Customer: replied 5 years ago.
Maybe I said it wrong. The arrears amount of $967 I said was not the total of the arrears. That was the amount they wanted each month. So part of my question was if that is the case why are they now going to take close to $1500 a month. Plus I have been paying over $650 a month for years now. Doesn't this get paid towards arrears or what? How do I find out what the total is or will this go on until I die? Sorry for the negativety. Anyway thank you for your knowledge. I can only pay you $20 for what I have done and so sorry to have taken up your time.
Expert:  AttorneyTom replied 5 years ago.
Thank you for your message. No problem at all with regard to the negativity. It's perfectly understandable. Child support and arrears are very difficult issues and they can be very depressing. I understand that, as I see it all the time. I'm very sorry that you're having to go through that. I'm happy to be here to answer your questions.

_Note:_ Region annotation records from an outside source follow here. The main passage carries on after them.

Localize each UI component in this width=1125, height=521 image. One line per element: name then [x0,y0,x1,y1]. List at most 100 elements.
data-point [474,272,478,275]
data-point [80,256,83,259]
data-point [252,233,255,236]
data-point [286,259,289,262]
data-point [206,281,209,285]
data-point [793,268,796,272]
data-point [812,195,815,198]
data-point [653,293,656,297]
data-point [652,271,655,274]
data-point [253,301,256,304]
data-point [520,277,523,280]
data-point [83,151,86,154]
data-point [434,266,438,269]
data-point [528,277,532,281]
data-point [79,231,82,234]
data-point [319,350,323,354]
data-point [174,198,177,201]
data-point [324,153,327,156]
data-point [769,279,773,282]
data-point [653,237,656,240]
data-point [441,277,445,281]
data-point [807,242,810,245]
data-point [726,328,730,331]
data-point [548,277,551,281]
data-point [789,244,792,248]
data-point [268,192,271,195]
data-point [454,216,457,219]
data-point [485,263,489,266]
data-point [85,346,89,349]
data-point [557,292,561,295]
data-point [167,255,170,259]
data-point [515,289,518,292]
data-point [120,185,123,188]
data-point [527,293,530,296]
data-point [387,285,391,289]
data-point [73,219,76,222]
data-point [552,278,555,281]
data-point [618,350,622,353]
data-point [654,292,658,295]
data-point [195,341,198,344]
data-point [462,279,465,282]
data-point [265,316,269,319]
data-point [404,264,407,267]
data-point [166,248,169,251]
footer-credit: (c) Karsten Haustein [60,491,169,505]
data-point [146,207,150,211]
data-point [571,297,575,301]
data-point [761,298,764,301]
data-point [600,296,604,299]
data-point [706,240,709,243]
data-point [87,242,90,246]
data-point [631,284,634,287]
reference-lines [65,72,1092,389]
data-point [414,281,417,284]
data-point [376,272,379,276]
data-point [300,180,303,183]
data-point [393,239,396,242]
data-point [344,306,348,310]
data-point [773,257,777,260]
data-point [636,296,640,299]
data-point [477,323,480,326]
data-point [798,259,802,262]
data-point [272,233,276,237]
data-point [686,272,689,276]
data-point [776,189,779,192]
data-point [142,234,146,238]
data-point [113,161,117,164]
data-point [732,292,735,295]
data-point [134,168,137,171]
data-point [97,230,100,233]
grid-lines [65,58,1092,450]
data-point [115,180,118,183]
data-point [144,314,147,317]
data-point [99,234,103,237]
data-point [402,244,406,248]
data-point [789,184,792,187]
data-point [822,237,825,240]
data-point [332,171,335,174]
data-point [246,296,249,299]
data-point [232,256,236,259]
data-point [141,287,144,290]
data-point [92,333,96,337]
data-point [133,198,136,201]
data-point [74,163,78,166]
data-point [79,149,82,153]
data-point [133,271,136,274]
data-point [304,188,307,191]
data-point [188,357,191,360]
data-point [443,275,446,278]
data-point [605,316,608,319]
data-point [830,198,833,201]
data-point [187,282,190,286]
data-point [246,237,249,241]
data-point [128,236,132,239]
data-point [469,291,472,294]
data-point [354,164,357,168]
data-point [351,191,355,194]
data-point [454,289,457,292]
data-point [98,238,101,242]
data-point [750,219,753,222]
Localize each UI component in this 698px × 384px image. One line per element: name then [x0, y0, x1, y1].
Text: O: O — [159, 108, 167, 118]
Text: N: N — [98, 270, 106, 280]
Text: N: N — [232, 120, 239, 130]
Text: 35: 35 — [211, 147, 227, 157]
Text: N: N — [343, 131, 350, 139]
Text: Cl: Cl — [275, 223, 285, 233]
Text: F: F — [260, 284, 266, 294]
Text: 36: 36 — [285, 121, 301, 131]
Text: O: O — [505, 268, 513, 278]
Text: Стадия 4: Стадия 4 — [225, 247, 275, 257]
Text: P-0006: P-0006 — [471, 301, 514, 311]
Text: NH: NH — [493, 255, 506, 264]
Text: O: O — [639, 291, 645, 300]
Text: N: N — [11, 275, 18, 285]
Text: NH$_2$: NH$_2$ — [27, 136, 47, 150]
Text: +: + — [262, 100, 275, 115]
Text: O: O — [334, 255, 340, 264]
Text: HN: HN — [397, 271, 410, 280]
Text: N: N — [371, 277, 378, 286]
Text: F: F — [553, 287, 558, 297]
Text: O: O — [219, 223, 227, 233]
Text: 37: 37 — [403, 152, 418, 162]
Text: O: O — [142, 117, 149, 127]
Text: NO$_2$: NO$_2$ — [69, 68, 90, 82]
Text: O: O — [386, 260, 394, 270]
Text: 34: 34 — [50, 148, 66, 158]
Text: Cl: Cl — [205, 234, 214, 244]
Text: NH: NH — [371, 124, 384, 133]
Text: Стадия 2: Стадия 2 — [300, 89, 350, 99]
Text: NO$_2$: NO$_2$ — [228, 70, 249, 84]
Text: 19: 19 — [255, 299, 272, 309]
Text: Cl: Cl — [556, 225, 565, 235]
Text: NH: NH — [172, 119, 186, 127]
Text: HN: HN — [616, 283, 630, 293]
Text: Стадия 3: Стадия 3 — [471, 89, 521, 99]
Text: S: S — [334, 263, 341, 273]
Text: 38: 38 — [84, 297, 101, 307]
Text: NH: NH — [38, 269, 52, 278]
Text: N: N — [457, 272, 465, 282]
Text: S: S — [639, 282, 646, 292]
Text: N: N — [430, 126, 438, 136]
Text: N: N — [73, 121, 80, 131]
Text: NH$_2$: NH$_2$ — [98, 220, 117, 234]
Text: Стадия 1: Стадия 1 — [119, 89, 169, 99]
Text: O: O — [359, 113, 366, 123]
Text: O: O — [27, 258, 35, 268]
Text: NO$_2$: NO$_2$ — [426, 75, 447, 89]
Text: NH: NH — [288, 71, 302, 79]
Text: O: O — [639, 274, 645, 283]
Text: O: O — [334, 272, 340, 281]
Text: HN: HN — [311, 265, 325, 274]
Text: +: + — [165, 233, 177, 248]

Basically, with arrears, the state can go after as much as it cares to up to the maximum garnishment amount. However, if you can show that doing so creates a hardship, it may be possible to get the amount reduced. This will continue until the arrearage is paid in full or settled, so there's some incentive to get it paid off quickly but, of course, you need to have enough to live, and that's where the hardship issue comes in. You really need legal assistance. Here's what I'd recommend:
Contact a local legal clinic. See if you can get some help there. You want your attorney to review the possibility of having any garnishments reduced due to the hardship they're creating. Your attorney can also review the arrearage itself to verify the amount and he can attempt to negotiate a settlement, though you may need to pay a lump sum initially to get that done. I know how difficult these matters are and I know how hard they can make it to pay your own bills. If you cannot get assistance from a local legal clinic, you can ask local private attorneys if they can help you for a reduced fee or, possibly, for free. They may be willing to do so, though the matter is entirely discretionary for them. Honestly, retaining counsel in the matter should be viewed as an investment, rather than a dead expense. It may or may not pay off, but it's well worth the money and effort.